Он сразу узнал свою квартиру, хотя присутствие множества жильцов наложило сильный отпечаток на ее внешний вид. И все-таки он учуял тот детский, настоящий запах своего жилья. Он ходил по комнатам, и у него было ощущение, что он вернулся на место, которого давно нет. Гришка приготовил его комнату. Даже постель постелил. Он вышел на балкон. Двор совсем не изменился. Оказывается, есть Москва. Зачем он тогда уехал? И как он смог решиться? Он попытался оживить свои воспоминания. Вроде бы ему все опостылило. И что? Внизу у подъезда громко разговаривали две женщины. Обе были одеты броско, в короткие распахнутые полушубки и яркие сапоги. Хотя на улице было совсем не холодно. Одна из женщин громко возмутилась:
– Кто тебе сказал?! Никогда у меня «кашкая» не было. Я его вообще не люблю! Ты меня, наверное, с Надькой спутала.

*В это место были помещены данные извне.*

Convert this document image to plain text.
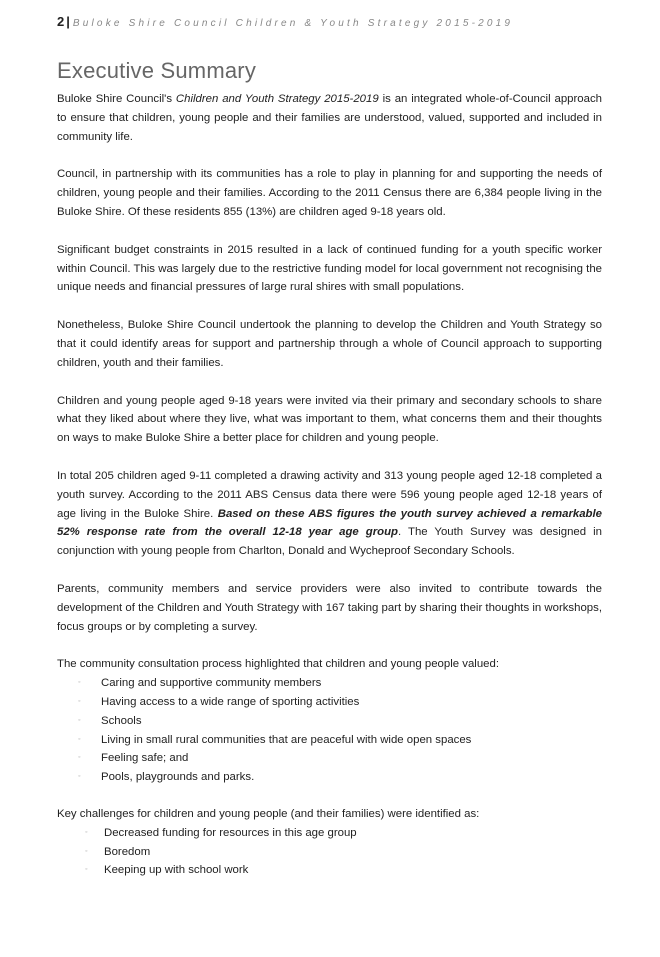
2 | Buloke Shire Council Children & Youth Strategy 2015-2019
Executive Summary

Buloke Shire Council's Children and Youth Strategy 2015-2019 is an integrated whole-of-Council approach to ensure that children, young people and their families are understood, valued, supported and included in community life.

Council, in partnership with its communities has a role to play in planning for and supporting the needs of children, young people and their families. According to the 2011 Census there are 6,384 people living in the Buloke Shire. Of these residents 855 (13%) are children aged 9-18 years old.

Significant budget constraints in 2015 resulted in a lack of continued funding for a youth specific worker within Council. This was largely due to the restrictive funding model for local government not recognising the unique needs and financial pressures of large rural shires with small populations.

Nonetheless, Buloke Shire Council undertook the planning to develop the Children and Youth Strategy so that it could identify areas for support and partnership through a whole of Council approach to supporting children, youth and their families.

Children and young people aged 9-18 years were invited via their primary and secondary schools to share what they liked about where they live, what was important to them, what concerns them and their thoughts on ways to make Buloke Shire a better place for children and young people.

In total 205 children aged 9-11 completed a drawing activity and 313 young people aged 12-18 completed a youth survey. According to the 2011 ABS Census data there were 596 young people aged 12-18 years of age living in the Buloke Shire. Based on these ABS figures the youth survey achieved a remarkable 52% response rate from the overall 12-18 year age group. The Youth Survey was designed in conjunction with young people from Charlton, Donald and Wycheproof Secondary Schools.

Parents, community members and service providers were also invited to contribute towards the development of the Children and Youth Strategy with 167 taking part by sharing their thoughts in workshops, focus groups or by completing a survey.

The community consultation process highlighted that children and young people valued:

◦ Caring and supportive community members
◦ Having access to a wide range of sporting activities
◦ Schools
◦ Living in small rural communities that are peaceful with wide open spaces
◦ Feeling safe; and
◦ Pools, playgrounds and parks.

Key challenges for children and young people (and their families) were identified as:

◦ Decreased funding for resources in this age group
◦ Boredom
◦ Keeping up with school work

Это она Сашке своему всю плешь проела: купи «кашкай», купи «кашкай»! Он и купил. Только чтобы отвязалась.
Ее собеседница неодобрительно покачала головой.
Первая продолжала:
– Прикинь, а мой-то сюрприз готовит. Молчит, зараза. Но я-то чувствую, что тачку подарит. И ведь никогда не спросит, что я хочу. Все сам решает. Прикатит «бээмвушку» какую-нибудь, что я с ней делать буду?
Подруга безнадежно махнула рукой:
– Не говори… Они все такие…
Шура прислушивался и не мог понять, шутят они или говорят серьезно. Он пытался вспомнить, как говорили раньше, и, может, он сам так же говорил и просто отвык. Ведь это его город. Но он не помнил.
Он посмотрел вверх. Прямо над его головой завис красный воздушный шарик. Висел и не падал. На его шестилетие отец принес такой. Он проснулся рано, лежал и предвкушал именинный сюрприз. Дверь приоткрылась, заглянул отец, а за ним показался шарик. Папа отпустил нитку, шарик дернулся вверх и завис под потолком. Шура не мог оторвать глаз. Спросил:
– А как его теперь спустить?
Папа сказал:
– А никак. Он теперь там будет жить.
Шура не возражал. Целый день ходил проверять, висит ли шарик. Шарик висел. Потом все-таки не выдержал, спросил у отца, как тот держится и не падает.
– Закон физики.
Его тогда мало интересовали законы физики, интересовала тайна. Папа вечером все-таки шарик достал. На нем было написано: «Шурик. Шарик Шурик». Он снова пережил это состояние восторга, которое возвращалось всегда, когда он видел такие шарики. Ощущение счастья, которое только начинается… Как он любил ждать и предвкушать такие моменты. Когда это прошло? И чего он сейчас ждет? Он настолько привык делать то, что надо. Кому надо? Почему-то он думал, что ему самому надо, что ему нравится такая жизнь. А что ему правда нравится? Он не помнил.